FC Wenger Basel – SC Universitätsspital 1:5 (0:2)

Aufstellung: Stephan; Martin, Stefano, Raphi, Niki; Gian; Danilo, Julian, Marc; Käspi, Cédric.

Tore:
0:1 Käspi (Herrlicher Schuss ins rechte hohe Eck nach Einwurf und Weiterleiten von Danilo)
0:2 Julian (Schuss ins linke hohe Eck nach Doppelpass Gian)
0:3 Cédric (Kopfball nach Ecke Niki)
0:4 Cédric (Abstauber nach Schuss von Gian)
0:5 Cédric (Direkter Abschluss nach einer Flanke von Marc)
1:5 Gegner (Der gefühlt 50te Freistoss des gegnerischen Abwehrchefs findet seinen Weg ins Tor, mit gütiger Mithilfe unseres Torhüters)

Nach dem resultatmässig wenig erfolgreichen Auftritt gegen FC Caipiranha war eine Reaktion gefordert. An die zweite Halbzeit des letzten Spiels sollte daher nahtlos angeknüpft werden. Dem war aber nicht so. Denn wir spielten arrogant, zu wenig aggressiv im Zweikampf und schlicht ineffektiv. Dafür effizient. Nach einigen Angriffen landete der Ball nämlich bereits im Netz. Käspi hatte uns mit einem wunderschönen Treffer ins Lattenkreuz erlöst. Wenger war nicht ungefährlich, aber doch letztlich zu wenig zwingend. So stand es dann bald 2:0, wieder ein Distanzschuss, diesmal von Julian ins andere obere Eck. So ging es in die Pause.
Nach der Pause schossen wir ziemlich schnell das 3:0, wobei anzumerken ist, dass Cédric den Ball mit dem Kopf versenkte und er nicht gerade als Kopfballungeheuer bekannt ist. Mit dem Fuss machte er es dann zwei Mal so, wie wir es von ihm kennen. Der Gegner war moralisch am Boden. Vor allem deren Abwehrchef Ivan checkte Cédric so hart in die Steinmauer der Grundlinie, dass dieser mit einer tiefen Schnittwunde sofort ins Spital gehen musste. Wer es nötig hat. Dafür schoss jener spezielle Gegenspieler aus jeden Freistoss aus jeder Lage selber und direkt aufs Tor und unser sonst starker Torhüter schenkte ihm dann doch noch ein Erfolgserlebnis.

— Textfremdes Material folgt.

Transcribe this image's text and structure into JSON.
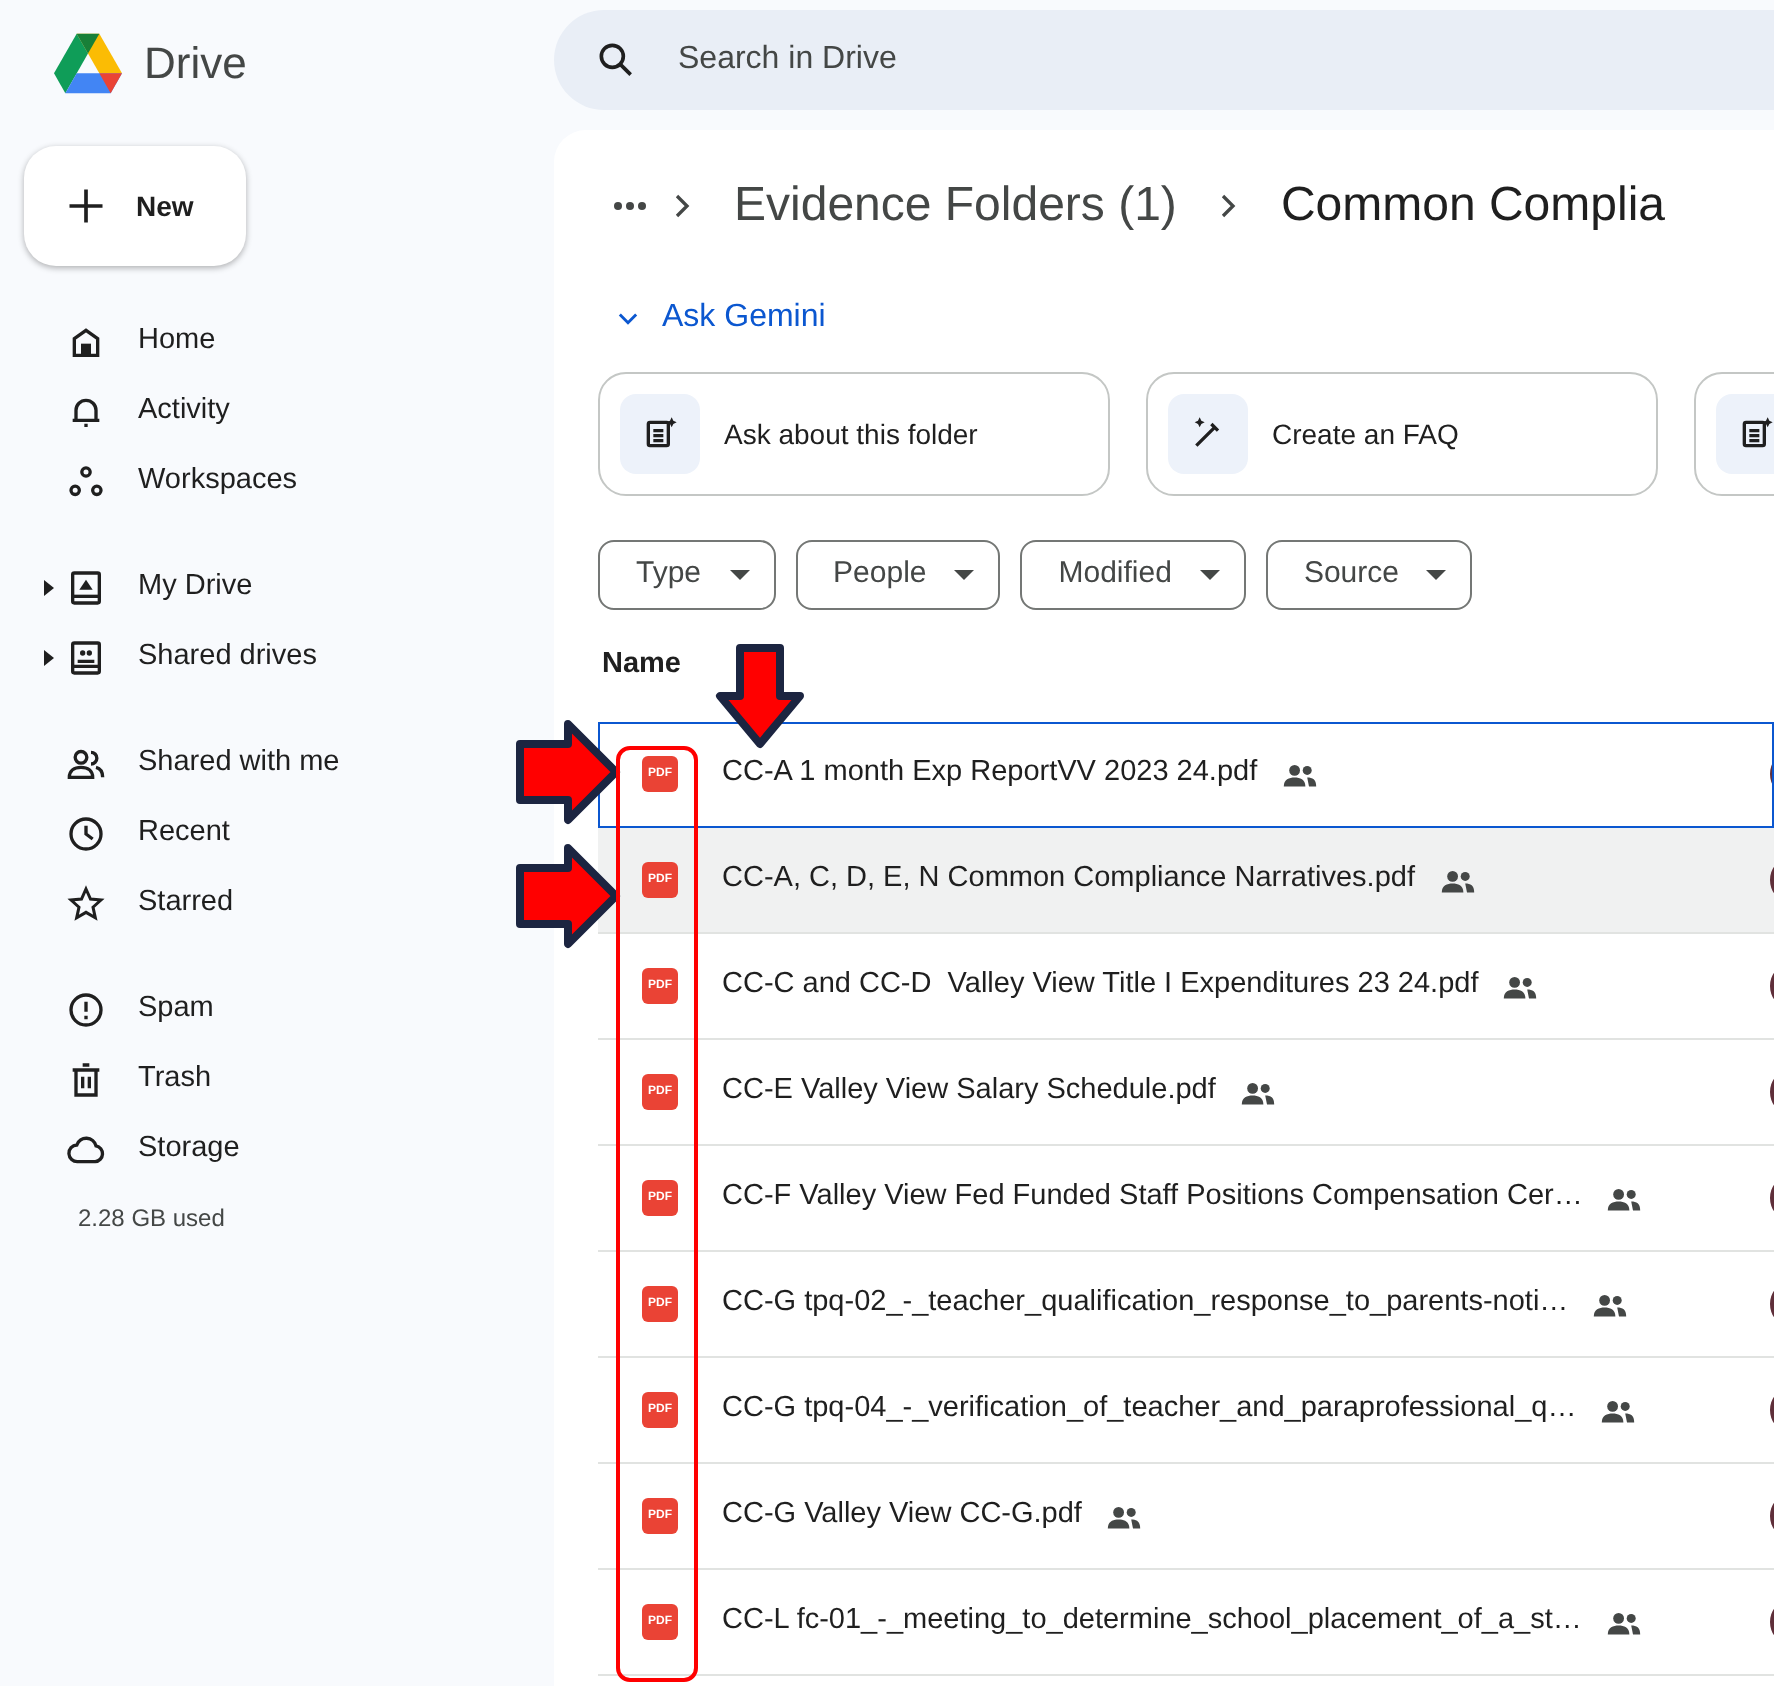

Fazit: sehr schwacher Gegner, sehr schwache und teilweise arrogante eigene Leistung. Die Tore waren zwar herrlich herausgespielt. Aber wir haben Potenzial für mehr als fünf solcher Aktionen während 90 Minuten, daher hätten wir an einem guten Tag gut und gerne mit 10:0 gewinnen können.